Una Constitución es el contrato político fundamental que estructura un Estado. Ello puede darse por la fuerza o por un acuerdo amplio, también llamado consenso, inmediato en el tiempo o mediato, o sea, consumado en un proceso progresivo que contemple plazos más largos.
El problema de Chile es que no existe ninguno de los dos; ni por la fuerza, como la Carta de 1980, ni por coincidencias mayoritarias, porque nadie cuenta con el apoyo social suficiente. La izquierda creyó contar con ello y se equivocó 38% a 62%, y la derecha pensó lo mismo, cometiendo un error mayúsculo de diagnóstico, sea cual sea el resultado del plebiscito del 17 de diciembre de 2023, puesto que, al dejar fuera a un segmento de la sociedad chilena, no habrá estabilidad en el sistema.
En nuestro país ningún paradigma es fuerte, ni de izquierda ni de derecha.

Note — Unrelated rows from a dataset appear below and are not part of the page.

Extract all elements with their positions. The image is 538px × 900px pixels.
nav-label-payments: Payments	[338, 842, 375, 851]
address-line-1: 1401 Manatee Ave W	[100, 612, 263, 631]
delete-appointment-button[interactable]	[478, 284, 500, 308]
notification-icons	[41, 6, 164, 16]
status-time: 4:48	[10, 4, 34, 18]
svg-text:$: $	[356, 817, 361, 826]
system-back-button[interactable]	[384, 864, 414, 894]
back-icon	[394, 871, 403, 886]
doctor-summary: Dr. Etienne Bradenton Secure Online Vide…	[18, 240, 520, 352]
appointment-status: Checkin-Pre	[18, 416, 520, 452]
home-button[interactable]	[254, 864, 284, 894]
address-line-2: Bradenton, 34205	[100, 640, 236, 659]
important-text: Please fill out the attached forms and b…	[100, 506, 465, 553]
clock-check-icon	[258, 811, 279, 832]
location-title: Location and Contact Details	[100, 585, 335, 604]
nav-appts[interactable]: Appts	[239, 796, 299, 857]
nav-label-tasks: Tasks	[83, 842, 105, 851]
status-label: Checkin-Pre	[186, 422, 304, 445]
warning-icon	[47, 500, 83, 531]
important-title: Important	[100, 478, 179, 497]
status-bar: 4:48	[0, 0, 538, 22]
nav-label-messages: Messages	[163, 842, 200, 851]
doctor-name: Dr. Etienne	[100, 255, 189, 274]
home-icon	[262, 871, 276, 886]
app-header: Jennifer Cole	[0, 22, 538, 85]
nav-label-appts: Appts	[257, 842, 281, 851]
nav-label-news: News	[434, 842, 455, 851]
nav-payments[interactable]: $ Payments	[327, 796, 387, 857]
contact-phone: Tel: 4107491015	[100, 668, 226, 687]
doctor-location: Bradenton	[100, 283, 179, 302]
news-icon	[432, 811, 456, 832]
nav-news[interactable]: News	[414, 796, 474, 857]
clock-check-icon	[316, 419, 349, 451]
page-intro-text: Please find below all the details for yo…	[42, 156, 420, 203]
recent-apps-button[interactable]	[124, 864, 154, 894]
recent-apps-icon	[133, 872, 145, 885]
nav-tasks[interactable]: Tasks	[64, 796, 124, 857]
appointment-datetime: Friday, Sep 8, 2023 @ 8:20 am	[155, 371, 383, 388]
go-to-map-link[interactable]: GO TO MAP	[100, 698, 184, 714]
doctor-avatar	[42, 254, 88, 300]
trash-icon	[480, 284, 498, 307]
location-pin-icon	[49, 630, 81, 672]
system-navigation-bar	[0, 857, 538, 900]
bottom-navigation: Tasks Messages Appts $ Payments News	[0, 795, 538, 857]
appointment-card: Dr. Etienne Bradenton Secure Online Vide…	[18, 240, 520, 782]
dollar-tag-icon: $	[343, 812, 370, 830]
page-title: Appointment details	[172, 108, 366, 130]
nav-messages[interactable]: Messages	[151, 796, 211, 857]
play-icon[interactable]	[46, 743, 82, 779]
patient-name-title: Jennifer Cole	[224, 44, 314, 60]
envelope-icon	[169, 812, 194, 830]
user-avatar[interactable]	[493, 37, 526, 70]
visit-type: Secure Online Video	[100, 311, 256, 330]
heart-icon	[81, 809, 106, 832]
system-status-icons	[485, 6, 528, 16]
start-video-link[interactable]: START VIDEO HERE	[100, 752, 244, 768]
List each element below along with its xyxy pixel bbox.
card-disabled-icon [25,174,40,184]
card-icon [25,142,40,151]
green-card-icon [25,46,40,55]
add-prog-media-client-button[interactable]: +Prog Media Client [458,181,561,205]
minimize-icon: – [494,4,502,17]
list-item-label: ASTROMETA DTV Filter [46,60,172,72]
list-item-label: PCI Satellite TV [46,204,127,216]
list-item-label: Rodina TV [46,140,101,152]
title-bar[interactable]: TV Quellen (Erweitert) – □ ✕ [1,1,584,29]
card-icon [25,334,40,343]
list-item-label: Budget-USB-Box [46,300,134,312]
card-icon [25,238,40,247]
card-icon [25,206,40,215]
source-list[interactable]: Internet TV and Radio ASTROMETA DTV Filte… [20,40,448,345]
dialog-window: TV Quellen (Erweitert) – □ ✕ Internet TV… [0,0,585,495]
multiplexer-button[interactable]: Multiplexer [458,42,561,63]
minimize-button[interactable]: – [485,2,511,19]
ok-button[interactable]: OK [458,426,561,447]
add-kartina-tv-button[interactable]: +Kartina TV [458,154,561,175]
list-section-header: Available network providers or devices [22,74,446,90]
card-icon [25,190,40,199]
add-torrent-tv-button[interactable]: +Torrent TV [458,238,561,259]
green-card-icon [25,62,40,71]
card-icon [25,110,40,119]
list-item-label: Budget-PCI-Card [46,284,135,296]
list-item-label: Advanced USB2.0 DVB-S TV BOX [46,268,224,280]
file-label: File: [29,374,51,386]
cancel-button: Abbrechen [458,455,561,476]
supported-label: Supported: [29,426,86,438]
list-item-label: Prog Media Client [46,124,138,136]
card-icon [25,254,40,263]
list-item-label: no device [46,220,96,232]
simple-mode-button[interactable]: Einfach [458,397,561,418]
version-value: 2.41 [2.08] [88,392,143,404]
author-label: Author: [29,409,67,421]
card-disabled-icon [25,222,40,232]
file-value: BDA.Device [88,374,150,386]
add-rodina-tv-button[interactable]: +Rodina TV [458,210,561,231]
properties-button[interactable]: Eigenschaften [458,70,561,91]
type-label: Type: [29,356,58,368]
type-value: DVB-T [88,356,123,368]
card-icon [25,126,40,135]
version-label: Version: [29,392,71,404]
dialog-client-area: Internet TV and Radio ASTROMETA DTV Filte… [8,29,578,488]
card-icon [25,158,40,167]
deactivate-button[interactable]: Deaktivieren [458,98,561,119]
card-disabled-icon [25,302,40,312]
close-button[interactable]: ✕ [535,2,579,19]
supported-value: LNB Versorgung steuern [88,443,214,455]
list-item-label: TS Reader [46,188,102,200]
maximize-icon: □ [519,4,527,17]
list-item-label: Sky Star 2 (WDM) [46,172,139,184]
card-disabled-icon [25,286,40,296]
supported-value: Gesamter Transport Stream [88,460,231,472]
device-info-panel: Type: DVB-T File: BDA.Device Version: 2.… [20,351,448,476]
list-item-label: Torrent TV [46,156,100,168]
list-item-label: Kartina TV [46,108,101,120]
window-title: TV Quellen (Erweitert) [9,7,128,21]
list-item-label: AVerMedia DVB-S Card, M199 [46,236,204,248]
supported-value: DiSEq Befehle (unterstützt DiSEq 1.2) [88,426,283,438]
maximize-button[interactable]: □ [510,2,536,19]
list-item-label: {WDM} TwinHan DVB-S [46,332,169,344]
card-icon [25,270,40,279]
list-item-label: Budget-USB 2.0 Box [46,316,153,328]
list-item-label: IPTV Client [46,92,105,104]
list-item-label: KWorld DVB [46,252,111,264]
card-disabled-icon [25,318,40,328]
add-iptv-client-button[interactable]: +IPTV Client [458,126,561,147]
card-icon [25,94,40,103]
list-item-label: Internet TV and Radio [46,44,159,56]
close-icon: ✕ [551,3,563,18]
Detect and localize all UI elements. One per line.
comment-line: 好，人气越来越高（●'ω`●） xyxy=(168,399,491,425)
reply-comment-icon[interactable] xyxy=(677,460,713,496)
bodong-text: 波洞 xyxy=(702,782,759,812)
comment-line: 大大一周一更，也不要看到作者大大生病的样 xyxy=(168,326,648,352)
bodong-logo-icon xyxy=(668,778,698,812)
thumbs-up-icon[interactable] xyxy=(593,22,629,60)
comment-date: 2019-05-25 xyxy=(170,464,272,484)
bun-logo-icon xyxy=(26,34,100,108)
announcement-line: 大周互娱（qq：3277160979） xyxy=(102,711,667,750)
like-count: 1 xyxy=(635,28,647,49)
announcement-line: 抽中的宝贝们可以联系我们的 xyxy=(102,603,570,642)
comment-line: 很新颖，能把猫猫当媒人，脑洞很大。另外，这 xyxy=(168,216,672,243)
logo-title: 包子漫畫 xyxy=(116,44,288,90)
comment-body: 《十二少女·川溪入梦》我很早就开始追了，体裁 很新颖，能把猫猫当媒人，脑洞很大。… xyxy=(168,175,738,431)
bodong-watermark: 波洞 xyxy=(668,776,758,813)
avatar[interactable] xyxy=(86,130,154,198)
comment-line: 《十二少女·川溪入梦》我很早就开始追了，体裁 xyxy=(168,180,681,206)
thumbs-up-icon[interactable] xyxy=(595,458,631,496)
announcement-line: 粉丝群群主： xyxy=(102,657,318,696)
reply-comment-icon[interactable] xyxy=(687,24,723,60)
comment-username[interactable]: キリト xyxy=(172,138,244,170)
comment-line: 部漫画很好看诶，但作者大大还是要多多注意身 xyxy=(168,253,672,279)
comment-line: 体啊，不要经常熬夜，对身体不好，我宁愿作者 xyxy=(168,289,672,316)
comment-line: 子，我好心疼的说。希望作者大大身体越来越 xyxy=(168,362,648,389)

A esto se suma una crisis larga de representación que se ha ido profundizando con el tiempo, donde los partidos no interpretan a los ciudadanos y las instituciones son débiles, con tendencia a la deslegitimación. Ante la ausencia de hegemonía, entendida como la capacidad de convencer, más que de imponer, las mayorías son esencialmente circunstanciales, pues no existe un consenso por convicción, o por intereses, o por el contexto nacional e internacional, o siquiera por la práctica.
Estamos en un momento de definiciones, de crisis del modelo impuesto por la dictadura y modificado para la democracia, de tránsito después del estallido social, donde se están formando nuevos sentidos, pero sin que alguna alternativa se haya afincado en la realidad. Ello obliga al acuerdo, aunque sea de mínimos que converjan en reglas del juego básicas. Y si no es ahora será en los próximos años, en el momento justo y el lugar apropiado. Las constituciones no son el lugar para aprovechar mayorías circunstanciales que pasen máquina y entronicen un programa de gobierno, sobre todo si hubo un ejercicio como el anteproyecto de los expertos donde se logró un cierto consentimiento plural.
Tampoco pueden separarse por completo un pacto social de un compromiso constitucional, ya que uno contiene al otro. Más bien, ambos deben avanzar en paralelo, en función de los ritmos y condiciones imperantes, tomando en cuenta que los impedimentos existentes actúan como factores del conjunto y no por separado.
La política es la gestión del conflicto, pero también la búsqueda de consensos y el establecimiento de marcos de negociación que expresen normas confiables para todos los involucrados en el juego político.
Esto es cada vez más difícil de lograr en medio de una dinámica polarizada que separa a las partes y las transforma en bandos enfrentados, con pocos incentivos para converger. Ante el predominio de los extremos, de un agudo individualismo y de la proliferación de identidades particulares, es necesario sumar fuerzas para articular proyectos colectivos que sustenten la vida en comunidad. Eso falta en Chile, pero llegará más temprano que tarde, cuando prevalezca el convencimiento de que nadie puede solo.
Cristián Fuentes Vera, Académico Escuela de Gobierno, U. Central.